The role of oxygen in dramatically enhancing the electrical properties of solution-processed Zn–Sn–O thin-film transistors

Abstract

The mechanism of formation of metal–oxide–metal (M–O–M) bonds in solution-processed metal oxide semiconductors can vary depending on the types of precursors used. To date, metal-alkoxides or metal-chloride precursors have mainly been studied; therefore, efforts to improve the device characteristics of oxide thin-film transistors (TFTs) have been limited to these types of precursors.
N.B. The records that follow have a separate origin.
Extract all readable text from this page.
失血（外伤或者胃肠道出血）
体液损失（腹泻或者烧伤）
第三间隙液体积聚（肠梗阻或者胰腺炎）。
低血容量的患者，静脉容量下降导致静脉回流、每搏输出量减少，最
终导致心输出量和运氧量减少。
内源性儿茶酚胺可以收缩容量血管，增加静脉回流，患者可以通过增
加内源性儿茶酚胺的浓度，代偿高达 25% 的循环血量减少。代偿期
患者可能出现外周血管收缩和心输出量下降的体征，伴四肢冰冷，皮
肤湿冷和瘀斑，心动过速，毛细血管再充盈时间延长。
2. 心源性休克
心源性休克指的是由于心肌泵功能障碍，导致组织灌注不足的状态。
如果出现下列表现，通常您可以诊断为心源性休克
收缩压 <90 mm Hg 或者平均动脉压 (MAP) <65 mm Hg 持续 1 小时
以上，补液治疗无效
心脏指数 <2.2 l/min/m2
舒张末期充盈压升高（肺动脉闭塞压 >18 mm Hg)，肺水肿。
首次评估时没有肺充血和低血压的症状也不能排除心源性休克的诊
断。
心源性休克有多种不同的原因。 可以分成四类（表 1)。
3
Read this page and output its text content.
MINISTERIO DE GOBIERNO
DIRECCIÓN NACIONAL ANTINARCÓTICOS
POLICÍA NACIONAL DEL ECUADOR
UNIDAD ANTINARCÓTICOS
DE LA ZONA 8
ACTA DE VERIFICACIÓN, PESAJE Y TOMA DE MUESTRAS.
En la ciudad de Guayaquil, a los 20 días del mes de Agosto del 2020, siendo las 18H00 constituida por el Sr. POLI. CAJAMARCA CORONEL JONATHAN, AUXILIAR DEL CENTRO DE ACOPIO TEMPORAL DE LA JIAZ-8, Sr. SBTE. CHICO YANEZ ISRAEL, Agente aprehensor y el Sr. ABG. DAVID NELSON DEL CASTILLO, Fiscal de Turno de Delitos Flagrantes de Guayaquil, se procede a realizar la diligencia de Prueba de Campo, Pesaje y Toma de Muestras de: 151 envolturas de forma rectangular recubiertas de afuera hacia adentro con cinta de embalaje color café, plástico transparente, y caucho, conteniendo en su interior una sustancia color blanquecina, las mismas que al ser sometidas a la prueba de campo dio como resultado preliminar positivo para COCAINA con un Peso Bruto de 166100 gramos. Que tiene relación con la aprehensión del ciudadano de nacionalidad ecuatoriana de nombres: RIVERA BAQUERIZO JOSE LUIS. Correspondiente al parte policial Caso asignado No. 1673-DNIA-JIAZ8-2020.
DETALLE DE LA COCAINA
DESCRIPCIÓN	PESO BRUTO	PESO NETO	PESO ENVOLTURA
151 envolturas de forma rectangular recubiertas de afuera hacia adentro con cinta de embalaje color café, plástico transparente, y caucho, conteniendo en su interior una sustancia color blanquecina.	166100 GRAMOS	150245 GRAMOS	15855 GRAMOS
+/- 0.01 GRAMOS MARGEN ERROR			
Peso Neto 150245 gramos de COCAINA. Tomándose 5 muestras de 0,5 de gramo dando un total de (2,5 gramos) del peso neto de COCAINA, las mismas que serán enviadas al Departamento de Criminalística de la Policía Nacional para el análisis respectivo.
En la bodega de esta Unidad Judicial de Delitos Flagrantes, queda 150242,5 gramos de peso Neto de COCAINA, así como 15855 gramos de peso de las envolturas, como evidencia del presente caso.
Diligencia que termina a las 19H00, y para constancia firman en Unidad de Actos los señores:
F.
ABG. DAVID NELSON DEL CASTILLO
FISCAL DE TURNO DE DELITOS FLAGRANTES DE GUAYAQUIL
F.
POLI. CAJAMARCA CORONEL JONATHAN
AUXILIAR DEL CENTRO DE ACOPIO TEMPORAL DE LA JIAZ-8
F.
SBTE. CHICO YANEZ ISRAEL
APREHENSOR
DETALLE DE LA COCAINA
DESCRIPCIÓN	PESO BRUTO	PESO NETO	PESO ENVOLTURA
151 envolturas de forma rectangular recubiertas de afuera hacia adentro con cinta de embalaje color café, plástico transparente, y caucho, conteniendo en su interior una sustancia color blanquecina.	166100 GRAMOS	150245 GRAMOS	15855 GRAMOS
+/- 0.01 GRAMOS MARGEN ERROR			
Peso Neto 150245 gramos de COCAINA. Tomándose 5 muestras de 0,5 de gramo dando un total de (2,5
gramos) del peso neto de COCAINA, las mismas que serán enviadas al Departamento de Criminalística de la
On the other hand, systematic studies to optimize the experimental conditions (e.g. thickness and annealing atmosphere) of oxide TFTs made by using new types of precursors have rarely been reported. In this study, we successfully demonstrate high-performance solution-processed Zn–Sn–O TFTs by using a metal-carboxylate precursor, tin(II) 2-ethylhexanoate, and optimizing the oxide thickness and thermal annealing conditions. To determine the optimum thickness of Zn–Sn–O, we prepared 3 types of active layers with different thickness combinations of ZnO and SnO2. In addition, we found that oxygen gas in the annealing process maximizes the formation of M–O–M bonds and decreases the number of trap sites in the thickness-optimized active layer, leading to dramatically enhanced device performances. As a result, the optimized Zn–Sn–O TFTs based on tin(II) 2-ethylhexanoate exhibit excellent mobility exceeding 22 cm2 V−1 s−1, which is an order of magnitude higher than that of the previously reported Zn–Sn–O TFTs based on the same precursor and very comparable to the mobility levels obtained from conventional solution-processed metal-oxide TFTs. We believe that our approach will enrich the current family of tin precursors and provide another option for resource-friendly, low-cost, and high performance Zn–Sn–O semiconductors.